REPUBLIKA.CO.ID,PARIS — Pejabat Prancis di Mayotte mengatakan, korban jiwa akibat Badai Chido yang menghantam pulau tersebut sepuluh hari yang lalu bertambah dari 35 menjadi 39 orang. Mayotte merupakan wilayah Prancis yang terletak di Samudera Hindia, di antara Madagaskar dan pesisir timur Afrika.
Pihak berwenang mengatakan, Badai Chido diperkirakan menewaskan ribuan orang. Namun upaya menghitung korban jiwa kemungkinan akan sulit dilakukan karena mayoritas Mayotte beragama Islam yang segera mengubur kerabat dan keluarga mereka. Tak hanya itu, terdapat fakta banyak korban tewas merupakan imigran tanpa dokumen.
Keterlambatan datangnya bantuan dan air bersih - yang sudah menjadi masalah sebelum bencana - membuat penduduk Mayotte, wilayah termiskin di Prancis, marah.
Mohamed Abdou, seorang dokter di Pamandzi, menyebut hari berkabung nasional Prancis sebagai “aksi politik” protes pengabaian Prancis terhadap infrastruktur, listrik dan distribusi bantuan, di Mayotte. Sementara penduduk lainnya menyoraki Presiden Emmanuel Macron yang berkunjung pekan lalu.
Sebelumnya dilaporkan Macron berdebat keras dengan korban badai Chido di Mayotte.
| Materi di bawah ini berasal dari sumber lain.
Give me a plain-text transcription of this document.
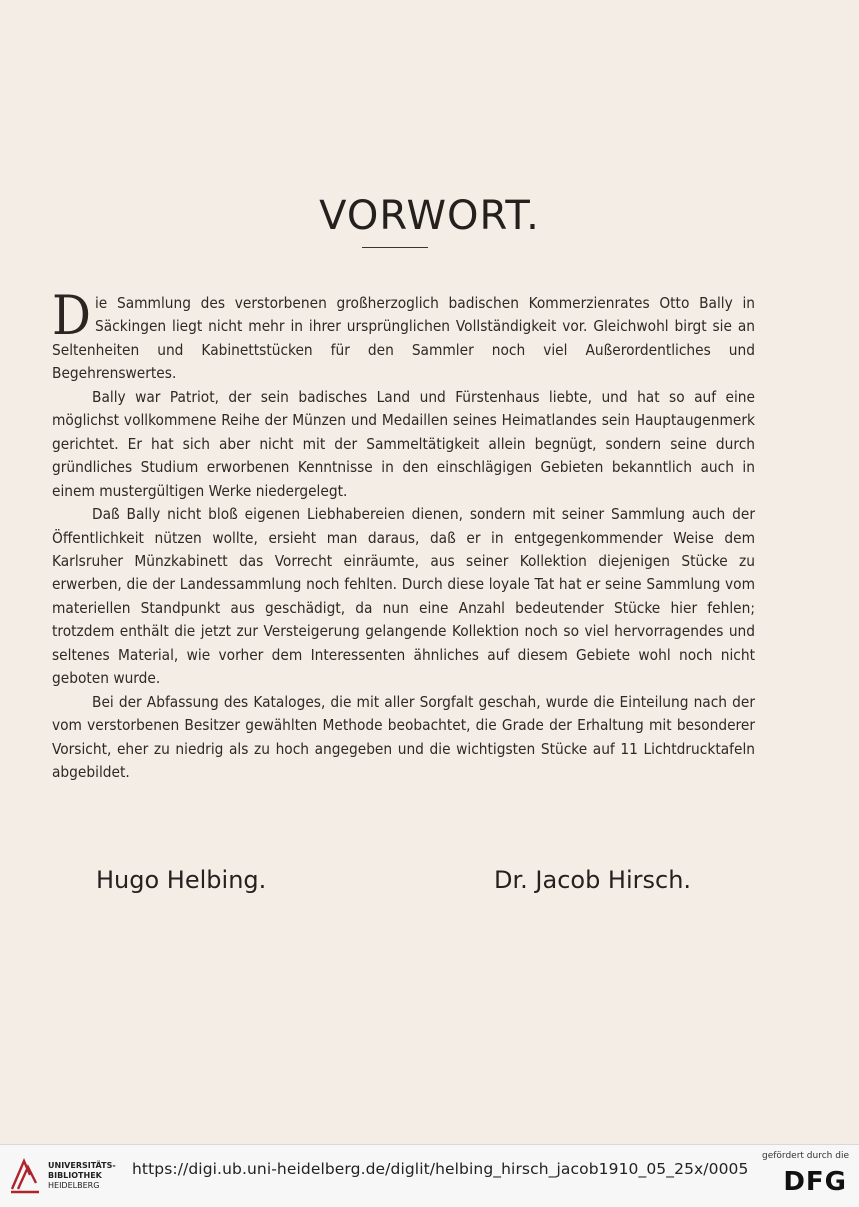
VORWORT.

Die Sammlung des verstorbenen großherzoglich badischen Kommerzienrates Otto Bally in Säckingen liegt nicht mehr in ihrer ursprünglichen Vollständigkeit vor. Gleichwohl birgt sie an Seltenheiten und Kabinettstücken für den Sammler noch viel Außerordentliches und Begehrenswertes.

Bally war Patriot, der sein badisches Land und Fürstenhaus liebte, und hat so auf eine möglichst vollkommene Reihe der Münzen und Medaillen seines Heimatlandes sein Hauptaugenmerk gerichtet. Er hat sich aber nicht mit der Sammeltätigkeit allein begnügt, sondern seine durch gründliches Studium erworbenen Kenntnisse in den einschlägigen Gebieten bekanntlich auch in einem mustergültigen Werke niedergelegt.

Daß Bally nicht bloß eigenen Liebhabereien dienen, sondern mit seiner Sammlung auch der Öffentlichkeit nützen wollte, ersieht man daraus, daß er in entgegenkommender Weise dem Karlsruher Münzkabinett das Vorrecht einräumte, aus seiner Kollektion diejenigen Stücke zu erwerben, die der Landessammlung noch fehlten. Durch diese loyale Tat hat er seine Sammlung vom materiellen Standpunkt aus geschädigt, da nun eine Anzahl bedeutender Stücke hier fehlen; trotzdem enthält die jetzt zur Versteigerung gelangende Kollektion noch so viel hervorragendes und seltenes Material, wie vorher dem Interessenten ähnliches auf diesem Gebiete wohl noch nicht geboten wurde.

Bei der Abfassung des Kataloges, die mit aller Sorgfalt geschah, wurde die Einteilung nach der vom verstorbenen Besitzer gewählten Methode beobachtet, die Grade der Erhaltung mit besonderer Vorsicht, eher zu niedrig als zu hoch angegeben und die wichtigsten Stücke auf 11 Lichtdrucktafeln abgebildet.

Hugo Helbing.	Dr. Jacob Hirsch.
UNIVERSITÄTS-
BIBLIOTHEK
HEIDELBERG
https://digi.ub.uni-heidelberg.de/diglit/helbing_hirsch_jacob1910_05_25x/0005
gefördert durch die
DFG
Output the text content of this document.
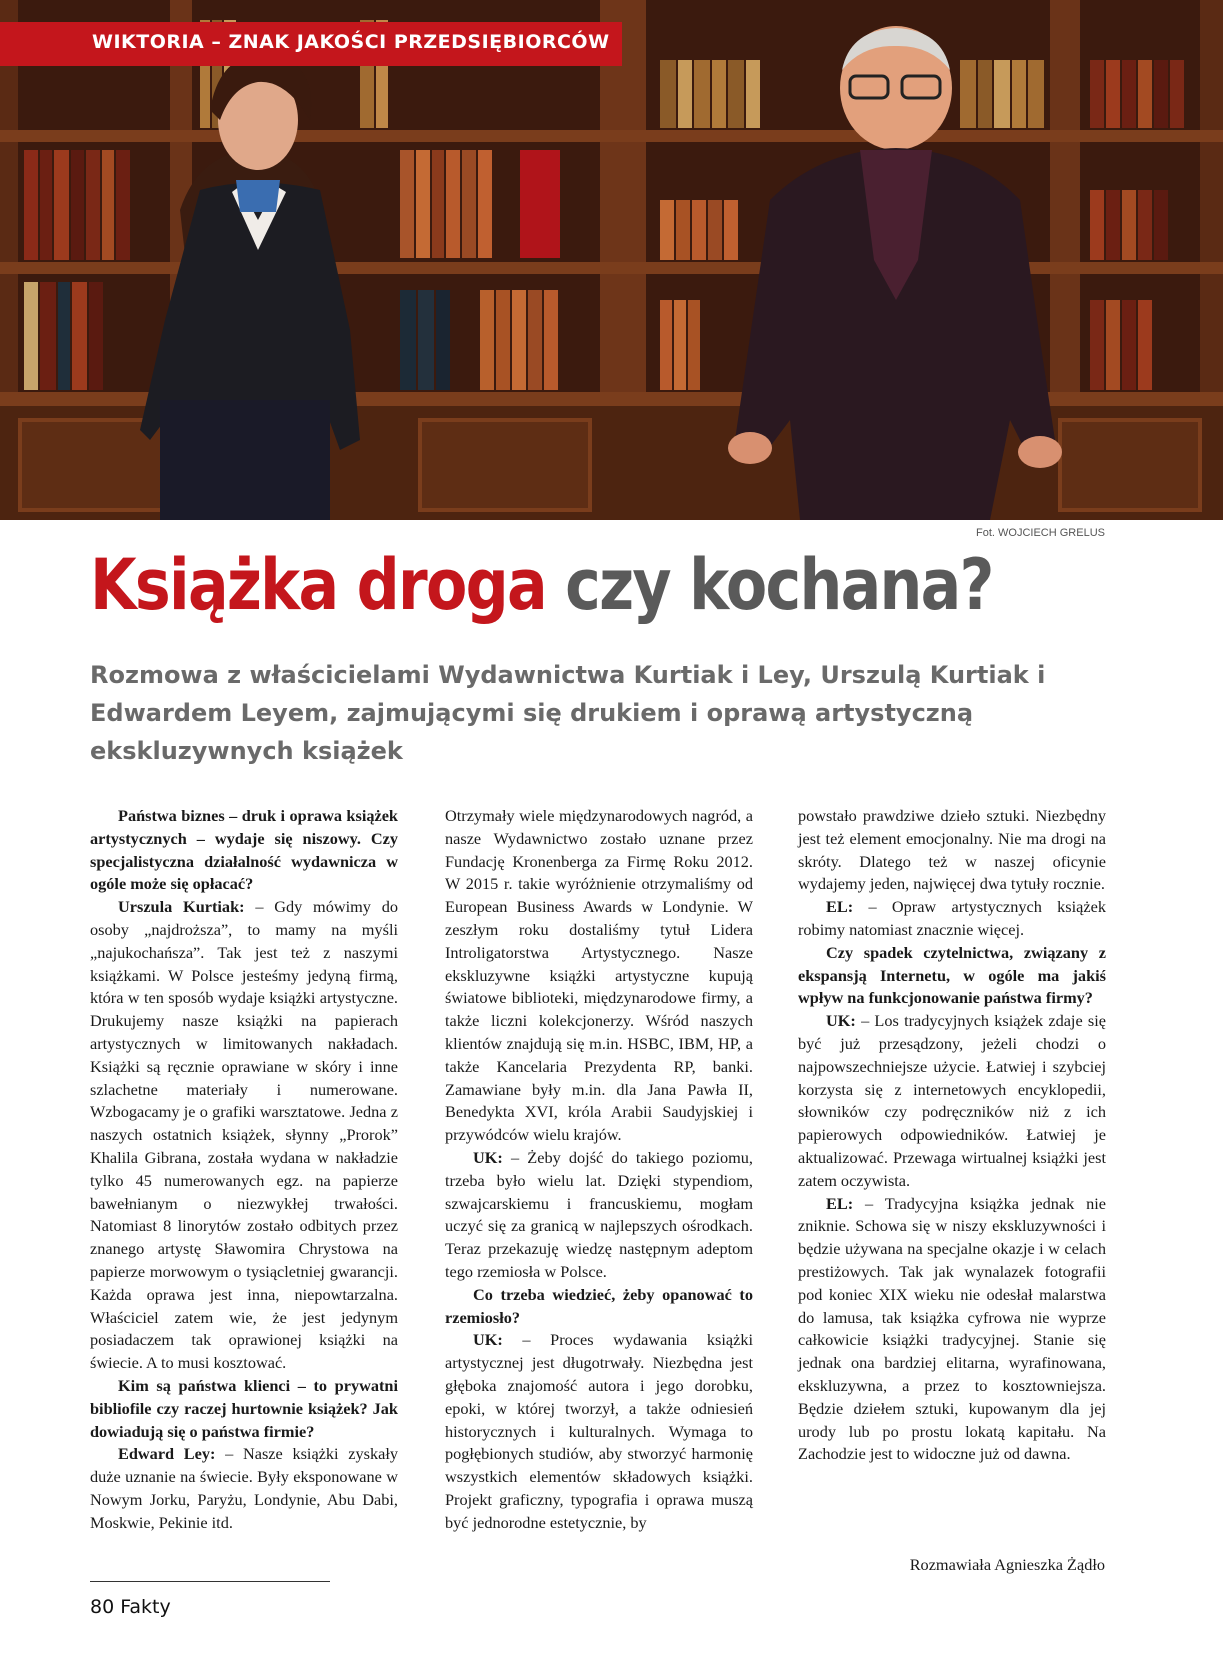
WIKTORIA – ZNAK JAKOŚCI PRZEDSIĘBIORCÓW
Fot. WOJCIECH GRELUS
Książka droga czy kochana?
Rozmowa z właścicielami Wydawnictwa Kurtiak i Ley, Urszulą Kurtiak i Edwardem Leyem, zajmującymi się drukiem i oprawą artystyczną ekskluzywnych książek

Państwa biznes – druk i oprawa książek artystycznych – wydaje się niszowy. Czy specjalistyczna działalność wydawnicza w ogóle może się opłacać?

Urszula Kurtiak: – Gdy mówimy do osoby „najdroższa”, to mamy na myśli „najukochańsza”. Tak jest też z naszymi książkami. W Polsce jesteśmy jedyną firmą, która w ten sposób wydaje książki artystyczne. Drukujemy nasze książki na papierach artystycznych w limitowanych nakładach. Książki są ręcznie oprawiane w skóry i inne szlachetne materiały i numerowane. Wzbogacamy je o grafiki warsztatowe. Jedna z naszych ostatnich książek, słynny „Prorok” Khalila Gibrana, została wydana w nakładzie tylko 45 numerowanych egz. na papierze bawełnianym o niezwykłej trwałości. Natomiast 8 linorytów zostało odbitych przez znanego artystę Sławomira Chrystowa na papierze morwowym o tysiącletniej gwarancji. Każda oprawa jest inna, niepowtarzalna. Właściciel zatem wie, że jest jedynym posiadaczem tak oprawionej książki na świecie. A to musi kosztować.

Kim są państwa klienci – to prywatni bibliofile czy raczej hurtownie książek? Jak dowiadują się o państwa firmie?

Edward Ley: – Nasze książki zyskały duże uznanie na świecie. Były eksponowane w Nowym Jorku, Paryżu, Londynie, Abu Dabi, Moskwie, Pekinie itd.

Otrzymały wiele międzynarodowych nagród, a nasze Wydawnictwo zostało uznane przez Fundację Kronenberga za Firmę Roku 2012. W 2015 r. takie wyróżnienie otrzymaliśmy od European Business Awards w Londynie. W zeszłym roku dostaliśmy tytuł Lidera Introligatorstwa Artystycznego. Nasze ekskluzywne książki artystyczne kupują światowe biblioteki, międzynarodowe firmy, a także liczni kolekcjonerzy. Wśród naszych klientów znajdują się m.in. HSBC, IBM, HP, a także Kancelaria Prezydenta RP, banki. Zamawiane były m.in. dla Jana Pawła II, Benedykta XVI, króla Arabii Saudyjskiej i przywódców wielu krajów.

UK: – Żeby dojść do takiego poziomu, trzeba było wielu lat. Dzięki stypendiom, szwajcarskiemu i francuskiemu, mogłam uczyć się za granicą w najlepszych ośrodkach. Teraz przekazuję wiedzę następnym adeptom tego rzemiosła w Polsce.

Co trzeba wiedzieć, żeby opanować to rzemiosło?

UK: – Proces wydawania książki artystycznej jest długotrwały. Niezbędna jest głęboka znajomość autora i jego dorobku, epoki, w której tworzył, a także odniesień historycznych i kulturalnych. Wymaga to pogłębionych studiów, aby stworzyć harmonię wszystkich elementów składowych książki. Projekt graficzny, typografia i oprawa muszą być jednorodne estetycznie, by

powstało prawdziwe dzieło sztuki. Niezbędny jest też element emocjonalny. Nie ma drogi na skróty. Dlatego też w naszej oficynie wydajemy jeden, najwięcej dwa tytuły rocznie.

EL: – Opraw artystycznych książek robimy natomiast znacznie więcej.

Czy spadek czytelnictwa, związany z ekspansją Internetu, w ogóle ma jakiś wpływ na funkcjonowanie państwa firmy?

UK: – Los tradycyjnych książek zdaje się być już przesądzony, jeżeli chodzi o najpowszechniejsze użycie. Łatwiej i szybciej korzysta się z internetowych encyklopedii, słowników czy podręczników niż z ich papierowych odpowiedników. Łatwiej je aktualizować. Przewaga wirtualnej książki jest zatem oczywista.

EL: – Tradycyjna książka jednak nie zniknie. Schowa się w niszy ekskluzywności i będzie używana na specjalne okazje i w celach prestiżowych. Tak jak wynalazek fotografii pod koniec XIX wieku nie odesłał malarstwa do lamusa, tak książka cyfrowa nie wyprze całkowicie książki tradycyjnej. Stanie się jednak ona bardziej elitarna, wyrafinowana, ekskluzywna, a przez to kosztowniejsza. Będzie dziełem sztuki, kupowanym dla jej urody lub po prostu lokatą kapitału. Na Zachodzie jest to widoczne już od dawna.

Rozmawiała Agnieszka Żądło
80 Fakty
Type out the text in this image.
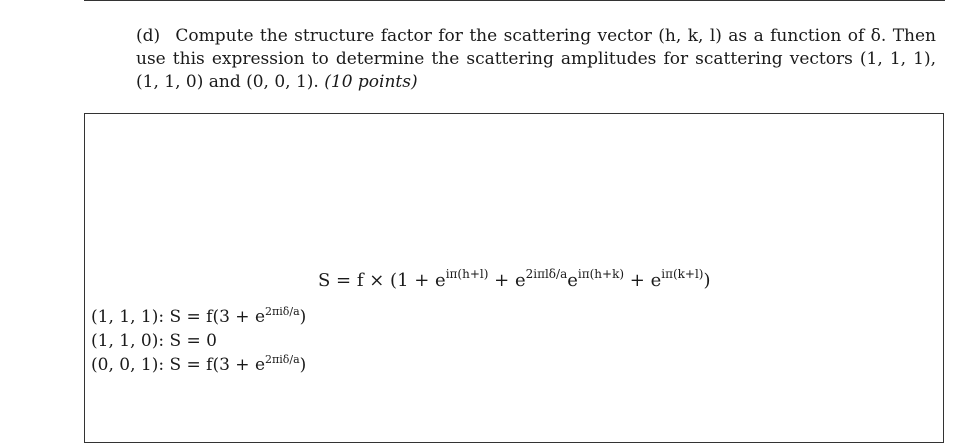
(d) Compute the structure factor for the scattering vector (h, k, l) as a function of δ. Then use this expression to determine the scattering amplitudes for scattering vectors (1, 1, 1), (1, 1, 0) and (0, 0, 1). (10 points)
$S = f \times (1 + e^{i\pi(h+l)} + e^{2i\pi l\delta/a}e^{i\pi(h+k)} + e^{i\pi(k+l)})$
(1, 1, 1): $S = f(3 + e^{2\pi i\delta/a})$
(1, 1, 0): S = 0
(0, 0, 1): $S = f(3 + e^{2\pi i\delta/a})$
Saat disoraki warga, Macron membalasnya dengan mengatakan wilayah itu akan berada dalam "masalah yang lebih parah" tanpa bantuan Prancis.
Satu pekan setelah Chido menghantam Mayotte, warga masih kesulitan mengakses air bersih. "Tujuh hari dan kalian tidak bisa memberi air kepada warga," teriak seorang pria kepada Macron yang berkunjung ke pulau itu pekan lalu.
"Jangan adu domba warga, bila anda adu domba warga, kita akan kacau," kata Macron pada masa di pemukiman Pamandzi, Kamis (16/12/2024) lalu.